Here’s a breakdown of possible landing spots, according to Embrace the Grind Sports.
OSU to the Pac-12
“Joining the Pac-12 would give the Cowgirls the opportunity to regularly play teams like UCLA, Oregon, Washington, and Arizona who has struck gold a few times as well. The bigger winners here is the Pac-12 Conference as they would be entering the school that would help bolster their basketball and football resumes, as well as helping to attract Texas Big 12 teams, Pac-12 as well.”
“The Pac-12 doesn’t have much to offer that can improve Oklahoma State’s current situation other than softball.”
More about this potential merger, which has already been discussed by the two conferences, here:
Big 12 absorbing mid-majors
“The school’s president has come out and stated how disappointed they are in Oklahoma for leaving the conference, and how the two schools have had a long history of working together to do what was best for the state…. It also took out Oklahoma State’s biggest rivalry, which was the Bedlam Series they had with the Sooners.”
“Keeping the conference alive, give them the opportunity to pull a Tulsa, one of the two other Division I colleges from Oklahoma to create a new rivalry.
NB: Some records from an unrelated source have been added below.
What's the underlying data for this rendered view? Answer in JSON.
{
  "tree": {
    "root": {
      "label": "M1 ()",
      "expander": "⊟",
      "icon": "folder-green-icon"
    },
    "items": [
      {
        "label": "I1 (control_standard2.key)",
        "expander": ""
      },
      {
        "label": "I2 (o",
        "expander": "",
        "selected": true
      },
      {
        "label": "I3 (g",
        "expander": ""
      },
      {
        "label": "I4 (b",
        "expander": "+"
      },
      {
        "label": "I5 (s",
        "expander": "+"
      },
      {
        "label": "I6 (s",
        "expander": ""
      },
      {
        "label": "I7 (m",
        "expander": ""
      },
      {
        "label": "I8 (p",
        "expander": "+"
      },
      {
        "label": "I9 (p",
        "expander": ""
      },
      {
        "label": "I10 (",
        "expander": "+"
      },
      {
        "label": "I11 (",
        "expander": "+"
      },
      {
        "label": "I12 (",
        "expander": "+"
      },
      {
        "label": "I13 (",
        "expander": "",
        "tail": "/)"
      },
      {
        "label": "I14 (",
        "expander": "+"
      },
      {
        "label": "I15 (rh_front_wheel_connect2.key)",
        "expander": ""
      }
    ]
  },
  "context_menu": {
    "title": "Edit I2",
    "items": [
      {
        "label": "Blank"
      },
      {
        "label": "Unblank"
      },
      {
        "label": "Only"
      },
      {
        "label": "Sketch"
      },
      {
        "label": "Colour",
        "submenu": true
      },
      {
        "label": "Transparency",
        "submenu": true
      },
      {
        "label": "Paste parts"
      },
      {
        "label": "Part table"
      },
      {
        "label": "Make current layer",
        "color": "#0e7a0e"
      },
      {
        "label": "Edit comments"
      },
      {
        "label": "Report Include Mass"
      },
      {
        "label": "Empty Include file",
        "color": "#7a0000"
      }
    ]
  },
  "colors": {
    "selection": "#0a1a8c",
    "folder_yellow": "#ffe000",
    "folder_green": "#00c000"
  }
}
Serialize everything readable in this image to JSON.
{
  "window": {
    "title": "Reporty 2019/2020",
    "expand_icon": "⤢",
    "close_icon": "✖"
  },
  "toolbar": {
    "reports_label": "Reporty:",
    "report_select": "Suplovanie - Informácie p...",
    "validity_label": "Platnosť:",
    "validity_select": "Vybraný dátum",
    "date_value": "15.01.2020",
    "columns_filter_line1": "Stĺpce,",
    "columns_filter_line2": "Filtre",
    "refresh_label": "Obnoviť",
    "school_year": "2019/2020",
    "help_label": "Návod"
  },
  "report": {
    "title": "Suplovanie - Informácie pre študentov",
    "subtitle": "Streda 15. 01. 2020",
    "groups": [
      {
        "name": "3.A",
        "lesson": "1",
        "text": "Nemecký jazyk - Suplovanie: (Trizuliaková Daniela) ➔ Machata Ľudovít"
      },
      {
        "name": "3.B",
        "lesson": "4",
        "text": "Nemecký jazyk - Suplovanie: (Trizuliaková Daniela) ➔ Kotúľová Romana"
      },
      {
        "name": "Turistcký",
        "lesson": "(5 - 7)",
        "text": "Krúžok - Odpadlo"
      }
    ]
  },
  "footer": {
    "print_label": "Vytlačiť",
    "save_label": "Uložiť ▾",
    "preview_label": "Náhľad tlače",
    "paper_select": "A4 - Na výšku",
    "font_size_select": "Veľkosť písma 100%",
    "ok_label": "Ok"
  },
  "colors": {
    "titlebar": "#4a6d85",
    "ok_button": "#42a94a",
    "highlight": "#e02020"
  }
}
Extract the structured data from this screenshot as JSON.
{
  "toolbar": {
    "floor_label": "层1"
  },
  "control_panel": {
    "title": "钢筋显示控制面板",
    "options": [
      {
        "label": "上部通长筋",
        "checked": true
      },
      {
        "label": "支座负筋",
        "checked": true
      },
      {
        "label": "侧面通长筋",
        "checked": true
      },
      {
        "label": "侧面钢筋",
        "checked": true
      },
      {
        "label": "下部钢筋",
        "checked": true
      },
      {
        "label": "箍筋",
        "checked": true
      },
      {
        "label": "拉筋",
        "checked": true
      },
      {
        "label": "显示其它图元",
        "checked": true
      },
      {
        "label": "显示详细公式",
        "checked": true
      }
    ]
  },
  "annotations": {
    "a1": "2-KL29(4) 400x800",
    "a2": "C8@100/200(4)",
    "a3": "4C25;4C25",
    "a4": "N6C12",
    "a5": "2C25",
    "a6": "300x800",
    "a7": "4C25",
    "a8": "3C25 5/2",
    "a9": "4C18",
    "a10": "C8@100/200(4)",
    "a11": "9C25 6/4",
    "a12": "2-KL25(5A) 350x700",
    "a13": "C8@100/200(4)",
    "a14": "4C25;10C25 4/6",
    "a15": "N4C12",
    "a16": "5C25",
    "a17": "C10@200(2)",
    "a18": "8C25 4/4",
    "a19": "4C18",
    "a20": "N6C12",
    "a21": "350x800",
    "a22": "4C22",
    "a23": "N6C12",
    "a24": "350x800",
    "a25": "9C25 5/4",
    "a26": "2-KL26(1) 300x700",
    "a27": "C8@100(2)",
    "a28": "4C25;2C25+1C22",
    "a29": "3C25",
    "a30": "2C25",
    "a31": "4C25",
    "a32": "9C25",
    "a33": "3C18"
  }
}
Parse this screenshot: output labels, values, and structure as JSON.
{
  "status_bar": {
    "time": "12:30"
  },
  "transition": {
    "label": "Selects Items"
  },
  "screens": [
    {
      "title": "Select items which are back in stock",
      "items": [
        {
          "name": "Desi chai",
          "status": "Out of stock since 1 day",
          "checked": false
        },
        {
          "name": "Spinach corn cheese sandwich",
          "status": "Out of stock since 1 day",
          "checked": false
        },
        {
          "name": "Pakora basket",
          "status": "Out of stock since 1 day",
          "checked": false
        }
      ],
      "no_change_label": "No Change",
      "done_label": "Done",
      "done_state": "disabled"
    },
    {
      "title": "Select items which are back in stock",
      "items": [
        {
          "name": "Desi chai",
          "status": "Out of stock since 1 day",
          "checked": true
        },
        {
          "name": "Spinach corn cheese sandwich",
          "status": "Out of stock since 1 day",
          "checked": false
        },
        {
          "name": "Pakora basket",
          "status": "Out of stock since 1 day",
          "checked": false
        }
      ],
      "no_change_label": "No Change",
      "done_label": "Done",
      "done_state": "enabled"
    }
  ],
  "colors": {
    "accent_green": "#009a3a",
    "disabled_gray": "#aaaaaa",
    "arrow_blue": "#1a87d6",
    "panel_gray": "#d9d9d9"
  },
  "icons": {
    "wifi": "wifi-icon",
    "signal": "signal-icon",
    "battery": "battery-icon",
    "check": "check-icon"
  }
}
It would also make the most geographical sense as it would allow for the conference filled with schools mostly from Kansas, Oklahoma, and Texas. This would keep the basketball competition high, but it would take a hit on the football side of the conference.”
“At the end of the day, if teams like Iowa State and Kansas already want to leave for the Big Ten, then they will have to rely on enough American Athletic Conference teams wanting to leave to join the power conference.”
OSU to the Big Ten
“It seems like an all around great option for the Cowboys. They have one of the best basketball conferences in the nation and have at least four football teams that are constantly talked about on the national stage. They also have strong teams in the most of the non-breadwinning sports as well.”
“They also have a wrestling team, which is one of the sports that every single member school of the Big Ten has. The downside to joining the Big Ten would be the fact that Oklahoma State is not an AAU-affiliated school, which the Big Ten takes pride in having schools being a part of that association.”
“And it isn’t as geographically relevant as trying to revive the Big 12 would be. With schools like Michigan, Ohio State, and Wisconsin that are typically dominant in both football, basketball, as well as plenty of other schools being great at one or the other, Oklahoma State would fit right in competition-wise in the Big Ten.”